A rustle comes from deep in the dark of the desert. No, several rustles. Small and swift. Jackrabbits, maybe? The sound isn't right for a heavy javelina. Just turn to the side and take a look and see. There, in the light, a swarm of slippery critters, teeth gnashing in tandem. Perhaps their small size will be enough to keep you safe.
But oh, what's this? Something louder but just as quick. Maybe a slender, muscular mountain lion this time? Is that what haunts the hollows bellows the saguaros? But no, those cannot be raptors so fierce and so bold? Never have I heard of raptor desert-dwellers--unless they be the birds-of-prey type of raptors.
Just then a tearing, ripping noise enters in. Maybe accompanied by a snarl. Or was it a gurgle of pleasure? For just there, in the next patch of light, a feathered raptor dips into its moonlit dinner while its hungry friend approaches with hopes of communion. Let the unholy feast continue so long as the toothed mouths are filled with something other than you or me. Let's just try and keep moving, hope they haven't seen us, aye?
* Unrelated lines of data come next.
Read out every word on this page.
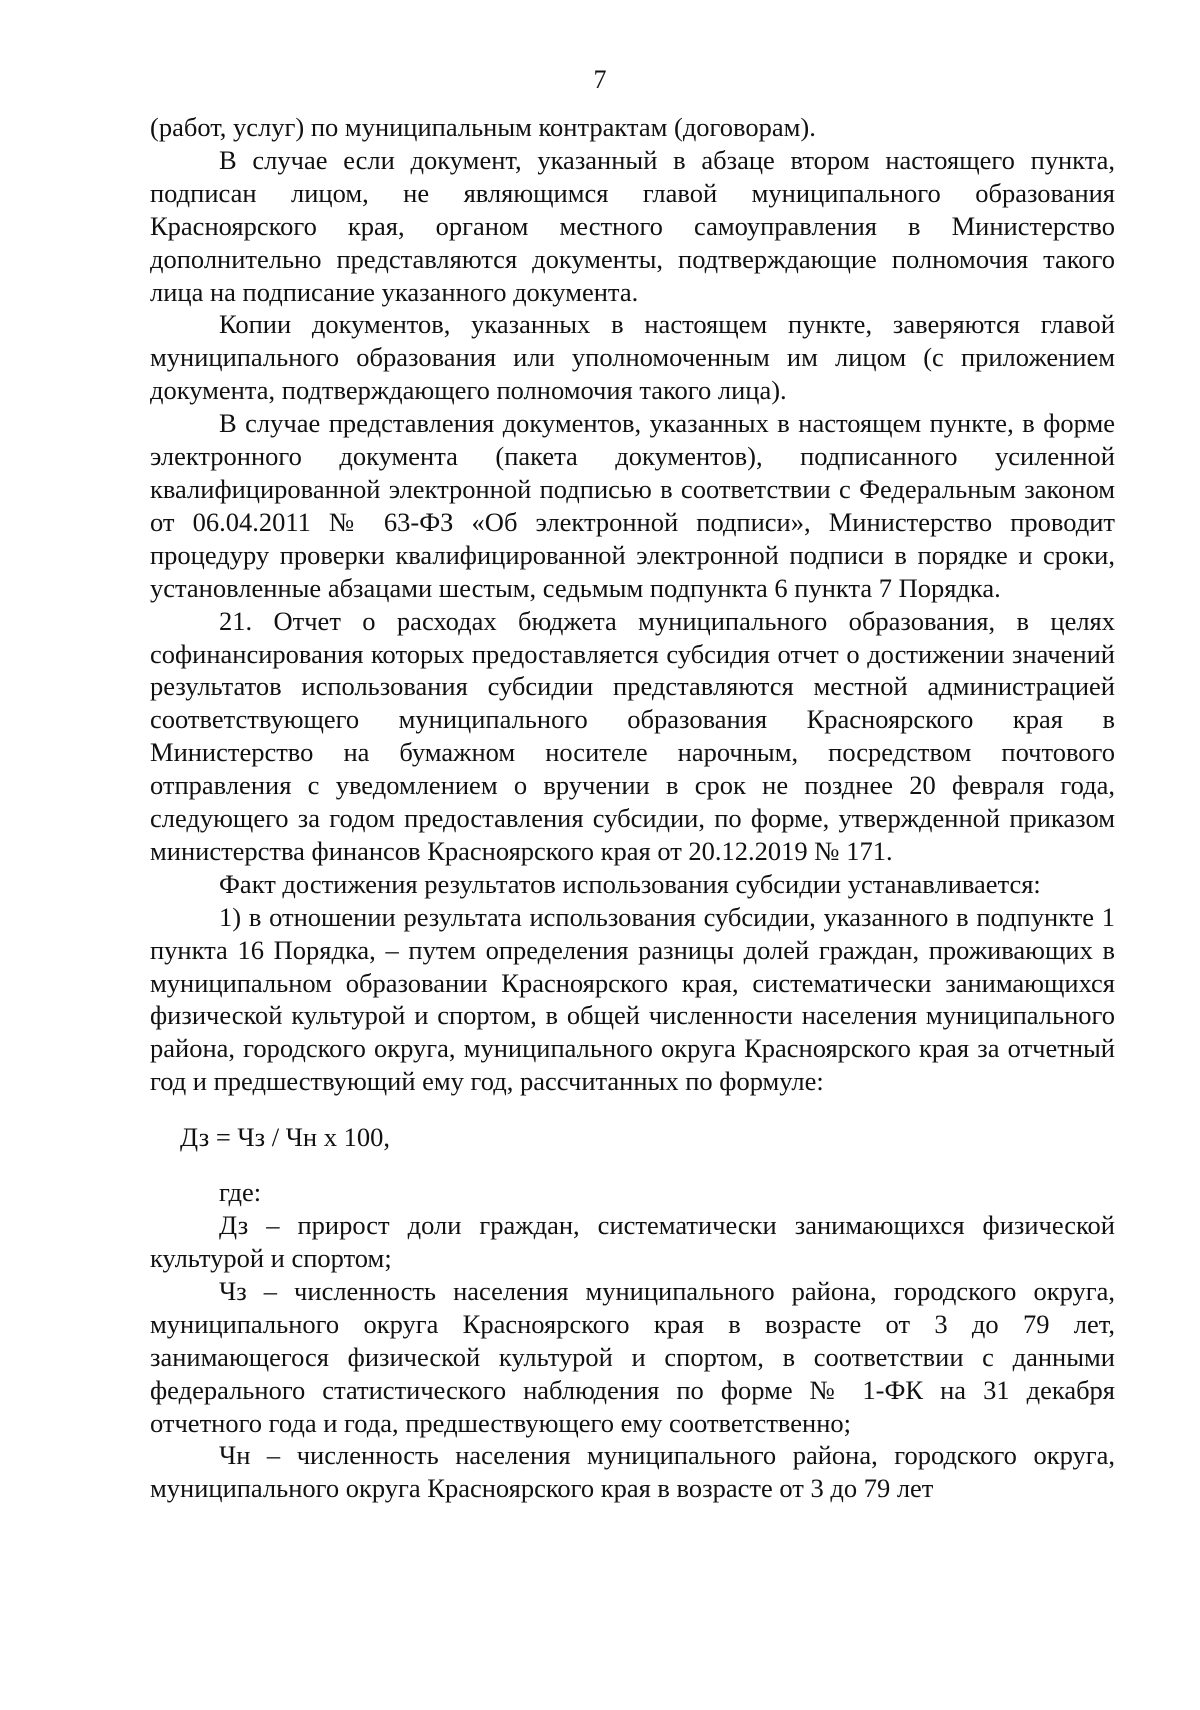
7

(работ, услуг) по муниципальным контрактам (договорам).

В случае если документ, указанный в абзаце втором настоящего пункта, подписан лицом, не являющимся главой муниципального образования Красноярского края, органом местного самоуправления в Министерство дополнительно представляются документы, подтверждающие полномочия такого лица на подписание указанного документа.

Копии документов, указанных в настоящем пункте, заверяются главой муниципального образования или уполномоченным им лицом (с приложением документа, подтверждающего полномочия такого лица).

В случае представления документов, указанных в настоящем пункте, в форме электронного документа (пакета документов), подписанного усиленной квалифицированной электронной подписью в соответствии с Федеральным законом от 06.04.2011 № 63-ФЗ «Об электронной подписи», Министерство проводит процедуру проверки квалифицированной электронной подписи в порядке и сроки, установленные абзацами шестым, седьмым подпункта 6 пункта 7 Порядка.

21. Отчет о расходах бюджета муниципального образования, в целях софинансирования которых предоставляется субсидия отчет о достижении значений результатов использования субсидии представляются местной администрацией соответствующего муниципального образования Красноярского края в Министерство на бумажном носителе нарочным, посредством почтового отправления с уведомлением о вручении в срок не позднее 20 февраля года, следующего за годом предоставления субсидии, по форме, утвержденной приказом министерства финансов Красноярского края от 20.12.2019 № 171.

Факт достижения результатов использования субсидии устанавливается:

1) в отношении результата использования субсидии, указанного в подпункте 1 пункта 16 Порядка, – путем определения разницы долей граждан, проживающих в муниципальном образовании Красноярского края, систематически занимающихся физической культурой и спортом, в общей численности населения муниципального района, городского округа, муниципального округа Красноярского края за отчетный год и предшествующий ему год, рассчитанных по формуле:

Дз = Чз / Чн х 100,

где:

Дз – прирост доли граждан, систематически занимающихся физической культурой и спортом;

Чз – численность населения муниципального района, городского округа, муниципального округа Красноярского края в возрасте от 3 до 79 лет, занимающегося физической культурой и спортом, в соответствии с данными федерального статистического наблюдения по форме № 1-ФК на 31 декабря отчетного года и года, предшествующего ему соответственно;

Чн – численность населения муниципального района, городского округа, муниципального округа Красноярского края в возрасте от 3 до 79 лет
Alas, however, the last sound we hear is the loudest of them all. Surely no desert creature was ever so big as this. Two mountains of teeth and claw stand poised against each other, with the fell full moon between their jaws. Muscles ripple beneath scales and limbs stiffen in preparation for the conflict. Never was such a fight as this seen in the Sonoran--at least not for many years. If we were not so affrighted for our lives, perhaps we would be honored. Let's run now, shall we?
Pictures taken at Dinosaurs in the Desert at the Phoenix Zoo.